Quelle des Erregers war - wie bekannt - eine Frau aus Schanghai, die
den Automobilzulieferer Webasto in Bayern vom 19. bis 22. Januar
besuchte und an Firmentreffen teilnahm. Eine spätere Befragung ergab,
dass sie sich am 20. Januar ein wenig warm fühlte, aber nicht
fiebrig. Um am nächsten Tag fit zu sein, habe sie eine Tablette
genommen. Am 21. war sie demnach nachmittags müde und hatte auf Druck
leichte Muskelschmerzen. Am Tag ihres Abflugs fröstelte sie etwas in
ihrer leichten Geschäftskleidung, bis sie einen Schal anzog.

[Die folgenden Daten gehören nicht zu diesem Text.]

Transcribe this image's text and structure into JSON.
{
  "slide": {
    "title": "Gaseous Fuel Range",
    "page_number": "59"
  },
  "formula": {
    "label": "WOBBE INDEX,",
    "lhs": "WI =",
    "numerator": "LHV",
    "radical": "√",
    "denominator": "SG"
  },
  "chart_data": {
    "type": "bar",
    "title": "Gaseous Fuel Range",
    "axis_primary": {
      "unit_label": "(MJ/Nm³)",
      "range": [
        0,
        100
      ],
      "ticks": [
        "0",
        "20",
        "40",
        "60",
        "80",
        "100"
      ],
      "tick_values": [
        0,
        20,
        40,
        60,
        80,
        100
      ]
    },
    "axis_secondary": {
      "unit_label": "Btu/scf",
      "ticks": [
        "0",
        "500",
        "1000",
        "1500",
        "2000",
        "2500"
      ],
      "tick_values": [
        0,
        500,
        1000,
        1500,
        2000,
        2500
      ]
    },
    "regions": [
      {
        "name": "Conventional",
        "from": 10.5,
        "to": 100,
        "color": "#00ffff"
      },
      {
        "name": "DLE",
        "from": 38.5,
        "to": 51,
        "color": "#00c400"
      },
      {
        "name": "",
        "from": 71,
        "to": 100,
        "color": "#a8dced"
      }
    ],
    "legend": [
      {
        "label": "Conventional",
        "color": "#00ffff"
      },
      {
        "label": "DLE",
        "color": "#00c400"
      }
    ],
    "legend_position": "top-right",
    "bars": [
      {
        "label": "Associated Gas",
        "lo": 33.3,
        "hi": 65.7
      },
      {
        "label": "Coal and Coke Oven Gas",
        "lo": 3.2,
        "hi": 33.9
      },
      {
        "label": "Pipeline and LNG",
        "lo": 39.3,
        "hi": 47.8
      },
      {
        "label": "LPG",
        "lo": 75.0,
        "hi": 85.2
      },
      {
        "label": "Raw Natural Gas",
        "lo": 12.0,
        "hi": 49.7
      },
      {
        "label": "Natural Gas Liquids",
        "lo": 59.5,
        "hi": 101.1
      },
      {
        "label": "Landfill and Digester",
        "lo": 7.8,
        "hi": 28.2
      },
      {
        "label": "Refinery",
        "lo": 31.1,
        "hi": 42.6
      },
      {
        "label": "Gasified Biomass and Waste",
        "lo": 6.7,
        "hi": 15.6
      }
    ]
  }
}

Erst am Abend des 23. Januars fühlte sie sich wirklich krank, und
hatte eine Temperatur von etwa 38 Grad, die bis zum Abend des
Folgetags auf 38,7 Grad stieg. Nach Angaben der Autoren wurde sie am
26. Januar positiv auf den Erreger getestet. Am 27. informierte sie
das Unternehmen über ihre Erkrankung, worauf ihre Kontakte überprüft

wurden - auch in Bayern.

Unterdessen hatte der erste deutsche Patient, ein 33-jähriger
Webasto-Mitarbeiter, dem Bericht zufolge am 24. Januar Halsschmerzen,
Frösteln und Muskelschmerzen bemerkt. Einen Tag später folgten Husten
und 39,1 Grad Fieber. Am Abend des 26. Januars fühlte er sich besser
und kehrte am 27. zur Arbeit zurück, bevor der Erreger bei ihm
nachgewiesen wurde.

Am 28. Januar wurden drei weitere Mitarbeiter der Firma positiv
getestet - aber nur einer von ihnen hatte der Studie zufolge Kontakt
zu der Chinesin gehabt. Die anderen beiden Angestellten hätten sich
bei dem 33-Jährigen infiziert, schreibt das Team, zu dem neben
Münchner Medizinern auch der Coronavirus-Experte Christian Drosten
von der Berliner Charité zählt. Zudem sei bei dem 33-Jährigen Erbgut

der Coronaviren nachgewiesen worden, als dieser sich schon wieder
gesund fühlte.

«Die Tatsache, dass Personen ohne Symptome mögliche Quellen der
2019-nCoV-Infektion waren, kann eine Neueinschätzung der
Übertragungsdynamik des derzeitigen Ausbruchs rechtfertigen»,
schreibt das Team. «In diesem Zusammenhang bereitet der Nachweis von
2019-nCoV und eine hohe Virenlast im Sputum bei einem genesenen
Patienten Sorge über eine Verbreitung von 2019-nCoV nach der
Besserung.»

Die Funktionsfähigkeit der nachgewiesenen Viren müsse jedoch noch im
Labor gezeigt werden, betont das Team. Die Forscher berichten, dass
die vier in der Studie beschriebenen deutschen Patienten lediglich
eine leichte Symptomatik hatten. Sie seien nur aus Sorge um die
öffentliche Gesundheit in Krankenhäusern behandelt worden. Insgesamt
waren in Deutschland bis Freitag 13 Fälle nachgewiesen: Elf davon in
Bayern hängen mit dem beschriebenen Ausbruch zusammen. Zwei weitere
Menschen, die aus China zurückgeholt wurden, werden in Frankfurt/Main
behandelt.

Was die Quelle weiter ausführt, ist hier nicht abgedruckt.